El reino de Bhutan es la patria de los nostálgicos, categoría que está aumentando notablemente en estos años. Disminuye, en cambio, el número de los progresistas que creen que los avances tecnológicos, médicos, etc., terminarán por resolver todos los problemas de la raza humana. Las utopías, como señala Victor Bravo en sus trabajos sobre el tema, se han banalizado. Los creyentes en el futuro y glorioso imperio mercantil son más bien unos cínicos; y quienes sueñan con un mundo feliz unido a todos los niveles por la “red” o con soluciones de ciencia ficción son más bien nostálgicos que miran en dirección opuesta pero siempre lejos de la realidad presente con la cual están inconformes.
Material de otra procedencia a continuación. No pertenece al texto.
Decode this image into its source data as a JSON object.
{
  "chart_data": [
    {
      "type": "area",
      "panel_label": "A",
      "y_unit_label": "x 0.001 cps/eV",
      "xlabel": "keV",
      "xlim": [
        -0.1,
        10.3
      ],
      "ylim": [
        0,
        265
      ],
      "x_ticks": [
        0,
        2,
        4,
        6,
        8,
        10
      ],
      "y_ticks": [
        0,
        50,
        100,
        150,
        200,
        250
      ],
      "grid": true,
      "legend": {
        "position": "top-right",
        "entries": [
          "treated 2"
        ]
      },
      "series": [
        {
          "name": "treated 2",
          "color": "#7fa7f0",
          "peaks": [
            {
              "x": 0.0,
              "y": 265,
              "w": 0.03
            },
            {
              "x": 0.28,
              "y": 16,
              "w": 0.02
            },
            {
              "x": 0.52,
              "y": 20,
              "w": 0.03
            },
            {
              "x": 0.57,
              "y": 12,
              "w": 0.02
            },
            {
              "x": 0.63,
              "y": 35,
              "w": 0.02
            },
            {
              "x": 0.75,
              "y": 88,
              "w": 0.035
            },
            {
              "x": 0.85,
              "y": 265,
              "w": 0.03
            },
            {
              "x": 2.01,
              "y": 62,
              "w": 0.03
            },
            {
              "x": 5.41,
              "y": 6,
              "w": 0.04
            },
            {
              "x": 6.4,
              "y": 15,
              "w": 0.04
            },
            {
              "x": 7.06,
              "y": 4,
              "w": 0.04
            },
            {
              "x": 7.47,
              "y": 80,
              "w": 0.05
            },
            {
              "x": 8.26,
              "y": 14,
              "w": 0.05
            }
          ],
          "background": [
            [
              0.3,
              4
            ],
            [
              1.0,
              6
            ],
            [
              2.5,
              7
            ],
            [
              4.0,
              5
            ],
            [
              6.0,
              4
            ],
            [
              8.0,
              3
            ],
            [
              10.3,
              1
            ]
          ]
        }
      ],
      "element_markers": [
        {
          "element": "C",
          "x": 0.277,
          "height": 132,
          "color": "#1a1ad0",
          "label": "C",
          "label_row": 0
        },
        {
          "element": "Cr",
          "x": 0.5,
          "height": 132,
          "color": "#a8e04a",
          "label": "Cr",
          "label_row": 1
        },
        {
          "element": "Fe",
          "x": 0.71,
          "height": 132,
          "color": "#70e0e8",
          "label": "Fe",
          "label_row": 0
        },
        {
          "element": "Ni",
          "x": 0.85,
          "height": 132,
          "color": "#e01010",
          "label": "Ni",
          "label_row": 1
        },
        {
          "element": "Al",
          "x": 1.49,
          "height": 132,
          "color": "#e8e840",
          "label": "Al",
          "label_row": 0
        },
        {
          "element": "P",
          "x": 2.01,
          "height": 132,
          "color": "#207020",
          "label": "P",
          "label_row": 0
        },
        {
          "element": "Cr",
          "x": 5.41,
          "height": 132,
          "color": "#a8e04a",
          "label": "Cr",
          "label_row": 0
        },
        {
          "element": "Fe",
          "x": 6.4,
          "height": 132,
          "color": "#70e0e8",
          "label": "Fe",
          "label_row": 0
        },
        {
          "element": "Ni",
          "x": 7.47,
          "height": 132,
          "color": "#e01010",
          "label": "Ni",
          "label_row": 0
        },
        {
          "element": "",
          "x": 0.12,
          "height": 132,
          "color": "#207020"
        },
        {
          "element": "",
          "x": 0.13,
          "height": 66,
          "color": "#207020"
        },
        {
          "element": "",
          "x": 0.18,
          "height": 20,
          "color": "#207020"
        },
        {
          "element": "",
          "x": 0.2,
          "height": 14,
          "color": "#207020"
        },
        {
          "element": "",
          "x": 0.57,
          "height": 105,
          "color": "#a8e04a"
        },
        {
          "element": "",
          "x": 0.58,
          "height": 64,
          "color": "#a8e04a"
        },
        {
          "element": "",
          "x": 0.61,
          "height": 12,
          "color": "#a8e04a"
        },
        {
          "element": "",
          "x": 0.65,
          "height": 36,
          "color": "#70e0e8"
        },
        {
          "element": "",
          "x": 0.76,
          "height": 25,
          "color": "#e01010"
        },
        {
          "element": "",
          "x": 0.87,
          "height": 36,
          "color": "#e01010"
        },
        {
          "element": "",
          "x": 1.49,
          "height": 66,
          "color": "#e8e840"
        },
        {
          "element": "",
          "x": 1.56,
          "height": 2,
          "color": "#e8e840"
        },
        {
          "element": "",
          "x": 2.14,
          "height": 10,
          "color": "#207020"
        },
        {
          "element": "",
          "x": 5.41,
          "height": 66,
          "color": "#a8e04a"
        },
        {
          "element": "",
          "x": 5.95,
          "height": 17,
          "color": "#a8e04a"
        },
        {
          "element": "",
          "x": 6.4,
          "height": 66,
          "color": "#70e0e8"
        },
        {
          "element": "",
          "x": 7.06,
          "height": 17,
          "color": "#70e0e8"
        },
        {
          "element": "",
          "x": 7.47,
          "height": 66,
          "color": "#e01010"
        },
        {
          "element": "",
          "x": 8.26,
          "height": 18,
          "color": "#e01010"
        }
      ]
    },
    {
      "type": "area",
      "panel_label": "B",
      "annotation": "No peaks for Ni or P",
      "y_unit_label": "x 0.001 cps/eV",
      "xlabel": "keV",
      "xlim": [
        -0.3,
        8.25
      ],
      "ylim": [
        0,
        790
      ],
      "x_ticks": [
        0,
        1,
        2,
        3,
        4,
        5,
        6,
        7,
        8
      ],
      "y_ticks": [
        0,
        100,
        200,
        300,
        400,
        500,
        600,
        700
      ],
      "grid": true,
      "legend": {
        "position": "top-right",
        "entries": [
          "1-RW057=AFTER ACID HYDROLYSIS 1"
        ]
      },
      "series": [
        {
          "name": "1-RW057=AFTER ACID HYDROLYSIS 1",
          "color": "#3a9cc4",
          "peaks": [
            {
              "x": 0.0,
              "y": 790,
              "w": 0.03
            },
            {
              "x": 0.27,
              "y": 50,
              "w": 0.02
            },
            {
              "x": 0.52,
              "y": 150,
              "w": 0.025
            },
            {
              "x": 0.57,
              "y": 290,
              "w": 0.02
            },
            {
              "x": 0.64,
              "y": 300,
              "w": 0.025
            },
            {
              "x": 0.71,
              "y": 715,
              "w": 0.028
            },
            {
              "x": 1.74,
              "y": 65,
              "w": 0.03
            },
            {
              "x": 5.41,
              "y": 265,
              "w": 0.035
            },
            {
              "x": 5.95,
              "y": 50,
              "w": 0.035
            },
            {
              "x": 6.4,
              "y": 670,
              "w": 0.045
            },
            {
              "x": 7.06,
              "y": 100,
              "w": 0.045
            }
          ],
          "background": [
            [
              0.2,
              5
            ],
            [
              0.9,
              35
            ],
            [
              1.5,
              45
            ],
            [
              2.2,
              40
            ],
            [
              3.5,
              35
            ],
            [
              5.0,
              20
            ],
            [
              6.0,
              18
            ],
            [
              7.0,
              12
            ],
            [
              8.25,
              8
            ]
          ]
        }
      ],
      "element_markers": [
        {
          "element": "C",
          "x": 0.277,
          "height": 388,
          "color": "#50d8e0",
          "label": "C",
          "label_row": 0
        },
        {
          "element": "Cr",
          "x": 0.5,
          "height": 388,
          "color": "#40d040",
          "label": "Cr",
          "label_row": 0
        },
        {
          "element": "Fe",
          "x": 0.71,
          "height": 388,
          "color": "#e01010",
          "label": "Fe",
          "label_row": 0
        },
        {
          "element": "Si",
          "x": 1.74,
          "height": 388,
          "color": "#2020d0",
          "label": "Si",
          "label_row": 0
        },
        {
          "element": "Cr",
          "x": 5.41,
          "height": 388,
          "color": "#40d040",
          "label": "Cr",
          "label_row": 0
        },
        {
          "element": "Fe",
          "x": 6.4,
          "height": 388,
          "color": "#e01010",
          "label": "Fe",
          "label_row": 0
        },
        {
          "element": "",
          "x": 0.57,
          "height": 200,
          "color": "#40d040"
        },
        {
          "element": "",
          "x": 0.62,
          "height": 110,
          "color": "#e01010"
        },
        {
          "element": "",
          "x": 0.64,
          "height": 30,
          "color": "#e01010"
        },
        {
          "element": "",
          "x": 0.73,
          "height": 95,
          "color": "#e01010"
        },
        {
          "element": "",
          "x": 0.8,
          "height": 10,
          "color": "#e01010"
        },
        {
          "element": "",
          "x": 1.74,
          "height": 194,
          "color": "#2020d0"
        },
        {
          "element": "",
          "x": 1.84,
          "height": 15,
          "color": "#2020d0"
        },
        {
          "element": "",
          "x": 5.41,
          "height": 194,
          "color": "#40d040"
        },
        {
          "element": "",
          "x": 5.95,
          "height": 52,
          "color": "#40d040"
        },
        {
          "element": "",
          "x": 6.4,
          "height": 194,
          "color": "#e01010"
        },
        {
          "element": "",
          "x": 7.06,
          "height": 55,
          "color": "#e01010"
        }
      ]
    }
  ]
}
O quizás entre utópicos y nostálgicos, buscadores de futuro o de pasado, se afirma también la diferencia entre optimismo y pesimismo. No sé. Yo soy incurablemente nostálgica. Y amo este mundo. Parece casi imposible ahora amar las formas y los valores de este tierra sin un componente de dolor – dolor ya nostálgico – por su posible pérdida o ruina.

No tenemos el poder del rey de Bhután para decretar la cesación del cambio. Nuestras nostalgias asumen por lo general formas más íntimas. La más evidente es la añoranza por momentos felices o por lo menos intensos de nuestro pasado personal. Pero existen otras, más misteriosas e insidiosas, individuales y colectivas. No podemos dejar de nombrar los renovados nacionalismos y fanatismos religiosos, pero dejemos allí la política. El movimiento prerrafaelita despreciaba todos los avances técnicos de la época victoriana en Inglaterra, y sus pintores – Dante Gabriel Rossetti, Edgard Burne Jones, William Holman Hunt, entre otros – inventaron una Edad Media llena de doncellas desvanecidas, corceles gigantescos y nubes de flores: un refugio encantador en un tiempo pasado que nunca existió. Las ecofeministas y los ecomasculistas de la Nueva Era entreven sus mundos ideales en sociedades prehistóricos – las de los cazadores para los hombres, la de la horticultura para las mujeres – de las cuales, según ellos, nunca hemos debido salir. Viviendo entre el “montón de imágenes rotas” que es el panorama de este fin de siglo, añoramos un espacio-tiempo, una realidad social que nos haga sentir arraigo y trascendencia. A veces, momentáneamente, esta añoranza se convierte en visión y el nostálgico  – o la nostálgica – percibe y siente el mundo alrededor como si hubiese sido transfigurado en otro, más bello y lleno de significado, con un sol más joven y edificios que la tierra abraza.

Las sociedades con sus visiones del mundo llegan al fin de su validez y se despegan como pieles que mudan una serpiente. Quizás – como sugiere la teoría de los campos mórficos – siguen existiendo en una dimensión virtual de la cual pueden volver para obsesionar nuestra imaginación; pero no volverán a instaurarse en la realidad como los holones que eran. La evolución humana – que es algo infinitamente más profundo y poderoso que el “progreso”, aunque lo abarca – parece querer que encontremos nuevas formas de expresar nuestra identidad y nuestras relaciones entre nosotros y con la tierra. Si lo deseamos o no, más allá de las rupturas y los derrumbes, más allá de nuestras resistencias y nostalgias (pero ¡dioses, déjenme por allá un caballo rojo en un potrero sombreado!), esos nuevos campos – ese nuevo orden – se están esforzando por hacerse realidad. Que sean benignos.